Run the script and observe the performance as before. Is that better or worse than earlier?
Solution
You can download a working version
of the batch
submission script. Its diff from the original is file
--- /home/runner/work/gromacs-gpu-performance/gromacs-gpu-performance/content/exercises/using-pme/all-on-gpu.sh
+++ /home/runner/work/gromacs-gpu-performance/gromacs-gpu-performance/content/answers/using-pme/all-on-gpu.sh
@@ -16,10 +16,10 @@
options="-nsteps 20000 -resetstep 19000 -ntomp $SLURM_CPUS_PER_TASK -pin on -pinstride 1"
# Run mdrun assigning the non-bonded, PME, and update work to the GPU
-srun gmx mdrun $options -g manual-nb-pme-update.log **FIXME**
+srun gmx mdrun $options -g manual-nb-pme-update.log -nb gpu -pme gpu -update gpu
# Run mdrun assigning the non-bonded, PME, bonded, and update
# work to the GPU
-srun gmx mdrun $options -g manual-nb-pme-bonded-update.log **FIXME**
+srun gmx mdrun $options -g manual-nb-pme-bonded-update.log -nb gpu -pme gpu -bonded gpu -update gpu
# Let us know we're done
echo Done
Sample output it produced is available:
The tails of those log files are
==> manual-nb-pme-bonded-update.log <==
-----------------------------------------------------------------------------
Total 13.602 651.337 100.0
-----------------------------------------------------------------------------
Core t (s) Wall t (s) (%)
Time: 271.997 13.602 1999.7
(ns/day) (hour/ns)
Performance: 127.056 0.189
Finished mdrun on rank 0 Thu Sep 9 10:45:31 2021
==> manual-nb-pme-update.log <==
-----------------------------------------------------------------------------
Total 12.897 617.605 100.0
-----------------------------------------------------------------------------
Core t (s) Wall t (s) (%)
Time: 257.917 12.897 1999.8
(ns/day) (hour/ns)
Performance: 133.995 0.179
Finished mdrun on rank 0 Thu Sep 9 10:44:53 2021
Depending on the underlying variability of the performance of this trajectory on this hardware, we might be able to observe whether running also the update on the GPU is advantageous, or not.
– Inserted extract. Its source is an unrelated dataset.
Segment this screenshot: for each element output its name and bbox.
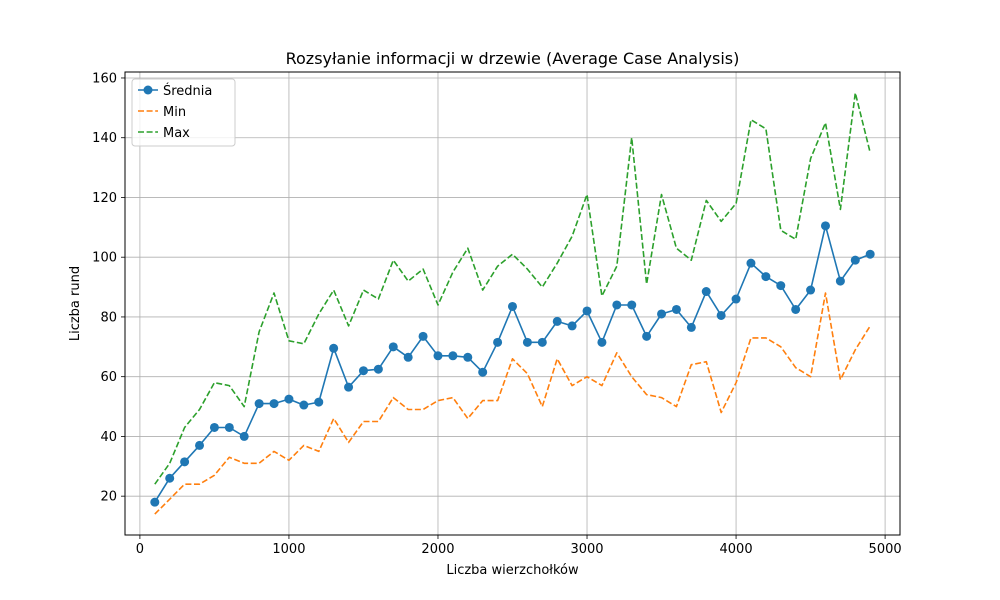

You should observe that it is a clear improvement on any hardware. Run the scripts a few time to get a crude impression of that variability!
Keypoints
The PME workload can be run on a GPU in a few different ways
The relative strength of CPU and GPU and the simulation system determines the most efficient way to assign the tasks. The default is not always best.
When supported, moving the whole MD workload to the GPU provides good improvements.